Melek gülerek gözlerini devirdi. "Bizim köyde, yani Bingöl'den geliyorum ben. Orada dedemlerin yaşadığı köyden bahsediyorum. İşte oradayken çok fazla çocuk olurdu. Çokluğun olduğu yerde de kavga gürültü eksik olmazdı tabi. Smackdown vardı ya bir ara işte biz de kavgalarda kullanmak için birkaç hareket öğrenmiştik oradan. Onlardan biriydi işte."

Filiz'in gözleri şaşkınlıkla büyüdü. "Sen ve Smackdown? Hayatta inanmam. Sen böyle daha çok Winx Club ya da Brave Girls izleyen bir çocukmuşsun gibi duruyorsun. Ama gerçi uçan tekmeyi de gördüm, olabilir..." dedi kendi tezini kendi çürüterek.

"Dediğim gibi çok fazla çocuk vardı. Top peşinde koşturup kavga da ettim, evcilik oynayıp anne de oldum. Şarkılar da söyledik küsüp trip de attık yani. Zengin bir çocukluk geçirdim."

Filiz imrenerek baktı çünkü onun çocukluğu dört duvar arasında geçmişti. Neyse ki ablası vardı da yalnız bir çocuk değildi.

"Talihsizlik oldu bugün öyle. Yoksa pek kavgacı bir tip değilimdir.
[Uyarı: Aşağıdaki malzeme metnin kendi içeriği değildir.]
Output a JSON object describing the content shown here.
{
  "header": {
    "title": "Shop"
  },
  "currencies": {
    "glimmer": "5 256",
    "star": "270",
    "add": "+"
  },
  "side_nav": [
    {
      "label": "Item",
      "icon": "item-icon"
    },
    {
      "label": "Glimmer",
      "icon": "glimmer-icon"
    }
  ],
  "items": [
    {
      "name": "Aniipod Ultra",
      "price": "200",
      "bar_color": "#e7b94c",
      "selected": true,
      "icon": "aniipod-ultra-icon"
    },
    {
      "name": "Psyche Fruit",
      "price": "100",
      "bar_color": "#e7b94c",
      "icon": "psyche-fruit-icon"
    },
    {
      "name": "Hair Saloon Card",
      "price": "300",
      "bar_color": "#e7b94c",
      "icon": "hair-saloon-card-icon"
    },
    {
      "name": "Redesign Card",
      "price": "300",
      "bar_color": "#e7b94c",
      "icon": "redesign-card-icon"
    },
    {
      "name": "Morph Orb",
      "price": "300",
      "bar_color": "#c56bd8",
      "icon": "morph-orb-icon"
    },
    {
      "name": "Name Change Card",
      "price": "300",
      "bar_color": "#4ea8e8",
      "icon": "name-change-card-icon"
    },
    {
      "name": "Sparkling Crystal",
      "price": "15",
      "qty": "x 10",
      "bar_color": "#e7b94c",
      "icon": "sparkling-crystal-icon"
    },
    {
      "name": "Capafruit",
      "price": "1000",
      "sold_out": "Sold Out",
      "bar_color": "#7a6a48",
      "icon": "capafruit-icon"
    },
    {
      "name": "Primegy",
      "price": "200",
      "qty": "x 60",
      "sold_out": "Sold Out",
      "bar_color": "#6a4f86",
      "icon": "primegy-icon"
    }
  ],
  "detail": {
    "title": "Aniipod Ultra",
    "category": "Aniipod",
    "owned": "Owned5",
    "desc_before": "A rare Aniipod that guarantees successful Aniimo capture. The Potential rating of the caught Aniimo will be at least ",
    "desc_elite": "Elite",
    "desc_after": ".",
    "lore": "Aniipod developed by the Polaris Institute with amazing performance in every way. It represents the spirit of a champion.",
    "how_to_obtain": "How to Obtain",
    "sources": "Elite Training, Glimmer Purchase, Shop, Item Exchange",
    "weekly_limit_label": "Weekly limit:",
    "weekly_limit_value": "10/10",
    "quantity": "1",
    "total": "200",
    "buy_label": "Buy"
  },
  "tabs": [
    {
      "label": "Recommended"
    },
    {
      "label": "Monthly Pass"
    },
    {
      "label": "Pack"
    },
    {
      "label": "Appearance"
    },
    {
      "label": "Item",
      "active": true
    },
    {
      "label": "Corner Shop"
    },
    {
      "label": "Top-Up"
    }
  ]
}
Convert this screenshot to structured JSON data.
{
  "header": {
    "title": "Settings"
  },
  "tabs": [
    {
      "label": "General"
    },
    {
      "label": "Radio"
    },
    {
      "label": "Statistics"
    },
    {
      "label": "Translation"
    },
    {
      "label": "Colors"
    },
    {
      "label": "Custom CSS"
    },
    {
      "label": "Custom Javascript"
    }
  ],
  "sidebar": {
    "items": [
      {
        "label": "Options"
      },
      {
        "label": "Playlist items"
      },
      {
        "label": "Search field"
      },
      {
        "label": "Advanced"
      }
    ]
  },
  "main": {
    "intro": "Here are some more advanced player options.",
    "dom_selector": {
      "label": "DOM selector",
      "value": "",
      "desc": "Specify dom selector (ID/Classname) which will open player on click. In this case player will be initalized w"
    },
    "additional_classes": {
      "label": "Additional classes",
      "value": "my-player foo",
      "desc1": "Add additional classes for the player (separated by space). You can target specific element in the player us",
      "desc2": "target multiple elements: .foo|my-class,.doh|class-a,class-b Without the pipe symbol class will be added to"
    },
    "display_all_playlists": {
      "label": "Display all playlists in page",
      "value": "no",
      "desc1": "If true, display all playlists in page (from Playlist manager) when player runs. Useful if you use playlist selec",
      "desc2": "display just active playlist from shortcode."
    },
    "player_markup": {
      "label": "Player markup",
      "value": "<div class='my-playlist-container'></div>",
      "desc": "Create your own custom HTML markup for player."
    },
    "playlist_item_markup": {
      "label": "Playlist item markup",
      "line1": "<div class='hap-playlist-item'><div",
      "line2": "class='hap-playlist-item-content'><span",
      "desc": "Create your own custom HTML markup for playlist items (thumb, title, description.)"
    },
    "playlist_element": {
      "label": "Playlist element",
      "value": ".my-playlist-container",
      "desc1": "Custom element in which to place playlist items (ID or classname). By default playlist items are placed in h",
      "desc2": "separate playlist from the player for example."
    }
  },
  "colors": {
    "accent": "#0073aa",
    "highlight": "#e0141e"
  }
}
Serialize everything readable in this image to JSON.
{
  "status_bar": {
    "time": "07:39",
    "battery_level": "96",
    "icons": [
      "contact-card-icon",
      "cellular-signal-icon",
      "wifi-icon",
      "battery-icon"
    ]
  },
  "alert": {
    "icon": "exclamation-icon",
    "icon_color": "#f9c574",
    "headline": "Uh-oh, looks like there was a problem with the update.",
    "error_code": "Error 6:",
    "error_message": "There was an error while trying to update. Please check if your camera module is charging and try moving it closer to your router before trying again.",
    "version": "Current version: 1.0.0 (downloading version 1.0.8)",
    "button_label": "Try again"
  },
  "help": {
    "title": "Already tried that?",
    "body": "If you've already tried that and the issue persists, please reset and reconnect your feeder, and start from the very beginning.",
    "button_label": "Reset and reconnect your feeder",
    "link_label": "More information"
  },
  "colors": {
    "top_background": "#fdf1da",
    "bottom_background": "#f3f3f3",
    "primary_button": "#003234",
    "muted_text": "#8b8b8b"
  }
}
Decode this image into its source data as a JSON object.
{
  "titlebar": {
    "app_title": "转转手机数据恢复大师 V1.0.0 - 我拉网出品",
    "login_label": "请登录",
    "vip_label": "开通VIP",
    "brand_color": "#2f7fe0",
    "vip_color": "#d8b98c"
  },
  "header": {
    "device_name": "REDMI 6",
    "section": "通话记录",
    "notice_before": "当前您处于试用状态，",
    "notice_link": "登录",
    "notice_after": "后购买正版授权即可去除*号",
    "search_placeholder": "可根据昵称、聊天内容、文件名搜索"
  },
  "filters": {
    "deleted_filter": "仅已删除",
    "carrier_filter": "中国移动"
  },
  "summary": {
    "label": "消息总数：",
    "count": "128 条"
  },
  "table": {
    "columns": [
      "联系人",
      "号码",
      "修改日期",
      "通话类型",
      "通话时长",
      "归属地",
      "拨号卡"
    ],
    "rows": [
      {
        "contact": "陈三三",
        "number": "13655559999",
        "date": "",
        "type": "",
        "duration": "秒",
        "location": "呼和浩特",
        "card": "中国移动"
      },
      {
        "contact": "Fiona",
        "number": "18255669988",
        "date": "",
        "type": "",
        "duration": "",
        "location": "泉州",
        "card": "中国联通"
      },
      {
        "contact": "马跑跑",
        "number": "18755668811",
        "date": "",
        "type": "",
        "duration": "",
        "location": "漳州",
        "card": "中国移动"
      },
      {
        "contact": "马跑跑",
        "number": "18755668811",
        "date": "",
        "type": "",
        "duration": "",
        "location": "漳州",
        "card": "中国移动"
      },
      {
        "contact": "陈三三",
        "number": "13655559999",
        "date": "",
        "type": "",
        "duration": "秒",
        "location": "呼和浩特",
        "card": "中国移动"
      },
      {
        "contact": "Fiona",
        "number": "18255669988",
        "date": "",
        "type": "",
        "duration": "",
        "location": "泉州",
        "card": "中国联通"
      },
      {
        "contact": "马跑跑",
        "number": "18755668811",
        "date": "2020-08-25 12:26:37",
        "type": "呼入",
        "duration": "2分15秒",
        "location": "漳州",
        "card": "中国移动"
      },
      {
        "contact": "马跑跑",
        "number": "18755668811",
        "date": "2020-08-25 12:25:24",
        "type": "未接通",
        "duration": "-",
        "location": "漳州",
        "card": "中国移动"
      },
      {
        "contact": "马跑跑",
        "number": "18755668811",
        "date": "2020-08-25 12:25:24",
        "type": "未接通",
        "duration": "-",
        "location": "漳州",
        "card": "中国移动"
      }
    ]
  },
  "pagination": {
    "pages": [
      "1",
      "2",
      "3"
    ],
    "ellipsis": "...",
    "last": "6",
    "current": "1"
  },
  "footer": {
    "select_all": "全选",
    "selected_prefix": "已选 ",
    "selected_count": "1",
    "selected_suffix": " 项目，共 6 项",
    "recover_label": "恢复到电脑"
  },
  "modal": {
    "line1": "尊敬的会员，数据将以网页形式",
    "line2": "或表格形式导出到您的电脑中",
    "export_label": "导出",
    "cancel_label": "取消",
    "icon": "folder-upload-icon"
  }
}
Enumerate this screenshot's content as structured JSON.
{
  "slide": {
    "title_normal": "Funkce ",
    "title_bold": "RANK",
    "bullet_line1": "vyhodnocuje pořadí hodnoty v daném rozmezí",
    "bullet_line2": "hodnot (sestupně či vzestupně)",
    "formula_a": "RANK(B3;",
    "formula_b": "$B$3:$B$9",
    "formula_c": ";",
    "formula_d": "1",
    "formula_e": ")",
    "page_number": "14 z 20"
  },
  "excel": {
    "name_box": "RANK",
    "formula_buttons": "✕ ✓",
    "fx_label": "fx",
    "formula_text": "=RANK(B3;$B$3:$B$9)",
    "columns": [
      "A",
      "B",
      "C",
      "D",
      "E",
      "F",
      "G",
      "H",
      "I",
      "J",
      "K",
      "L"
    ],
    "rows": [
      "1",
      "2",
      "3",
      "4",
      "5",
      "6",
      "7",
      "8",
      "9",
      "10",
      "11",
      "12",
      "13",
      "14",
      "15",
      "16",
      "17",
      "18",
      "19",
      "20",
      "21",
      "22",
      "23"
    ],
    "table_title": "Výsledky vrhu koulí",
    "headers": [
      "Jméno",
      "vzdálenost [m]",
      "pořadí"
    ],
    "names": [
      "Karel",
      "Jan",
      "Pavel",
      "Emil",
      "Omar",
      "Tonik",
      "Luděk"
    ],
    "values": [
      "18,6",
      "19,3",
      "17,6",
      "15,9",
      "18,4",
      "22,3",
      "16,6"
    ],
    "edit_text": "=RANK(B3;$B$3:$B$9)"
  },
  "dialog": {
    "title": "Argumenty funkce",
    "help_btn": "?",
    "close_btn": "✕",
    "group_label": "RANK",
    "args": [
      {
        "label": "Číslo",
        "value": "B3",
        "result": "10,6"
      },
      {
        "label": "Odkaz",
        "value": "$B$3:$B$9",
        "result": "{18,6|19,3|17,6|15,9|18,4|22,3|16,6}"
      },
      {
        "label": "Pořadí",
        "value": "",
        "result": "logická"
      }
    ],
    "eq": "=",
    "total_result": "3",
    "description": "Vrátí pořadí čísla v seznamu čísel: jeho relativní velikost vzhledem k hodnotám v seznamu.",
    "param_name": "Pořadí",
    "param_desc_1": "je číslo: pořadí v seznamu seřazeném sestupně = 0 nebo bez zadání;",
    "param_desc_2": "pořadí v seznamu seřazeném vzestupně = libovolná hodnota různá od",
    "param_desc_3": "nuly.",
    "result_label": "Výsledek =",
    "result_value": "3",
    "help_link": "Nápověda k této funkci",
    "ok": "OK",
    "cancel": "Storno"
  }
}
Gözün korkmasın." Dediğinde Filiz başını iki yana salladı.

"Yani ilk bir tedirgin oldum ama kim olsa çıldırırdı. Ve doğrusu havalıydın da..."

Melek "Babam duysa havamı söndürür, okuldan alır eve tıkardı beni... Nefret eder kavga eden insanlardan." Diye karşılık verdi. Kimse araya girmese de meseleyi uzatmazdı Melek çünkü ailelerin bu işe karışması en çok onun işine gelmezdi.

Kızlar sohbet ederek karınlarını doyurduklarında birbirleri hakkında az çok bir bilgiye sahip olmuşlardı.

Filiz, 18 yaşında Mersinli bir kızdı. Bir ablası vardı ve ablası da Psikoloji üçüncü sınıfta okuyordu. Filiz normalde sayısal öğrencisi olmasına rağmen Psikoloji bölümünü tercih etmişti çünkü ablasının kitaplarını karıştırırken bu bölümün onun daha fazla ilgisini çektiğini fark etmişti. Bu açıdan Melek'le benziyorlardı çünkü Melek de Toprak'ın kitaplarını karıştırarak bu ilgisini keşfetmişti.

Filiz "Bingöl'de böyle açık tenli renkli gözlü kızların olduğunu bilmiyordum. Yabancı kızlara benziyorsun." Deyince Melek gülümseyerek onayladı.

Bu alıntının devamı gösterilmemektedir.